Konkret kritisiert die VP die bevorstehenden Tariferhöhungen bei der Straßenbahn und beim Müll, aber auch den Zuschlag für Kraft-Wärme-Kopplungen, der eine "Stromsteuer" sei. Auch seien die Wiener Arbeitslosenzahlen "so schlimm wie nirgendwo sonst".
Daraufhin rieten die Initiatoren des Volksbegehrens "Sozialstaat Österreich" Tancsits, dieses zu unterschreiben - schließlich liege es auch in Wien auf. Dass es dort nicht so richtig "läuft", sei laut Bürgermeister Michael Häupl (SP) möglicherweise darauf zurückzuführen, "dass sich die Menschen sehr sicher fühlen in Wien".

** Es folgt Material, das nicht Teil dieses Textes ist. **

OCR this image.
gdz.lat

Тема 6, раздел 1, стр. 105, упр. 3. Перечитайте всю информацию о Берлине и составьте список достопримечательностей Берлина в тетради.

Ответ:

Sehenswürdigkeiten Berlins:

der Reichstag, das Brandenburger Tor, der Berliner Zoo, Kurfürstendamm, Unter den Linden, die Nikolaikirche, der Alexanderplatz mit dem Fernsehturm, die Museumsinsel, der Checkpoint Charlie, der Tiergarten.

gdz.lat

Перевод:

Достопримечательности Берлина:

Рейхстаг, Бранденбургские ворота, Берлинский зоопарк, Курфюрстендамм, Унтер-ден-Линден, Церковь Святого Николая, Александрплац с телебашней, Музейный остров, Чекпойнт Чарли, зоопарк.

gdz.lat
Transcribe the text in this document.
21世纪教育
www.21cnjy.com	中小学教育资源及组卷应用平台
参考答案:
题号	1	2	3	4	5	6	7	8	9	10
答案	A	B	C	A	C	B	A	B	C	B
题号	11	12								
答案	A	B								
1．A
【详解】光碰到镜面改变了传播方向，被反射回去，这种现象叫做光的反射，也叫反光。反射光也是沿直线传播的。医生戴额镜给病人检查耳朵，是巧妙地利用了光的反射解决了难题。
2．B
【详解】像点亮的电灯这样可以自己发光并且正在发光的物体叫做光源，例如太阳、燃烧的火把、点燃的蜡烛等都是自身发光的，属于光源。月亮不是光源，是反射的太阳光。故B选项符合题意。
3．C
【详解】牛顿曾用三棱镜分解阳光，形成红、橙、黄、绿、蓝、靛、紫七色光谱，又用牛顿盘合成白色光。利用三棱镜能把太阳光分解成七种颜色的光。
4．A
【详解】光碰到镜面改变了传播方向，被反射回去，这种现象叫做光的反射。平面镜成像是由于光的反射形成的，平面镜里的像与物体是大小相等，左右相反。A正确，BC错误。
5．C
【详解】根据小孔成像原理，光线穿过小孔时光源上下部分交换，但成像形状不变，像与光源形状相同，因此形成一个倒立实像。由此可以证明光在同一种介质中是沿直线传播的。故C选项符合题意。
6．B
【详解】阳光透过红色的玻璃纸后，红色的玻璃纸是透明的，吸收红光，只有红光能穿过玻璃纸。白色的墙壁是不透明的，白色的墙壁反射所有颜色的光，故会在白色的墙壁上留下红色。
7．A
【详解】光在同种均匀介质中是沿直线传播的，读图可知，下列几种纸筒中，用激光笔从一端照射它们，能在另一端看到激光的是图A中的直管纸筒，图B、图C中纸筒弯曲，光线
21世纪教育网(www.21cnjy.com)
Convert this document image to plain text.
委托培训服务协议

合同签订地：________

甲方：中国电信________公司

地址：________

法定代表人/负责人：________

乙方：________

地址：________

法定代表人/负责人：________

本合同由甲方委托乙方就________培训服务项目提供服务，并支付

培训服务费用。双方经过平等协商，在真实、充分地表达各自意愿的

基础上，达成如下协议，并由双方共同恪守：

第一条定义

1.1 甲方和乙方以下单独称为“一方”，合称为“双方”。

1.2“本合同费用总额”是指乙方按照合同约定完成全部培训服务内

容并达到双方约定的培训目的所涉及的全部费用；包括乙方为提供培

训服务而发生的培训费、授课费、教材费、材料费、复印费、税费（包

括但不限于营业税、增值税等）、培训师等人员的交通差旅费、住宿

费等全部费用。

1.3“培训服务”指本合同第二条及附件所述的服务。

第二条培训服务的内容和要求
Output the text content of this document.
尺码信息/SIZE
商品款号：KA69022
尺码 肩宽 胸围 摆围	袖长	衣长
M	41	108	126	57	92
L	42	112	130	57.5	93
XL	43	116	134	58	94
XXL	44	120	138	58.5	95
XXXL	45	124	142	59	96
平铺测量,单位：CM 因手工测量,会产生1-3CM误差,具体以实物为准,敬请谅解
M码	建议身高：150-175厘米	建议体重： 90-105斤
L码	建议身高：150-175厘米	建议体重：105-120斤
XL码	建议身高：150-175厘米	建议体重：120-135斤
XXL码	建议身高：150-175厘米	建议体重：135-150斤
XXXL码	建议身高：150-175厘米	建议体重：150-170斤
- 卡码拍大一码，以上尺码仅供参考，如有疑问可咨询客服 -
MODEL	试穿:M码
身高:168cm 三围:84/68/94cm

Die Grünen kritisierten hingegen, dass in der Wiener Sozialpolitik "im Windschatten von Blau-Schwarz" gespart werde. Das Jugendwohlfahrtsgesetz könne nur zum Teil vollzogen werden und eine Reform des Sozialamts drohe zu scheitern. Auch die Wiener Schuldnerberatung werde personell ausgehungert. Für den Klubchef der Wiener SPÖ, Christian Oxonitsch, habe allein die Bundesregierung das soziale Netz durchlöchert. Gerade Wien habe im Sozialbereich "einige Spitzenpositionen gegenüber den anderen Bundesländern vorzuweisen". Wien sei auch bei Betriebsneugründungen Nummer eins.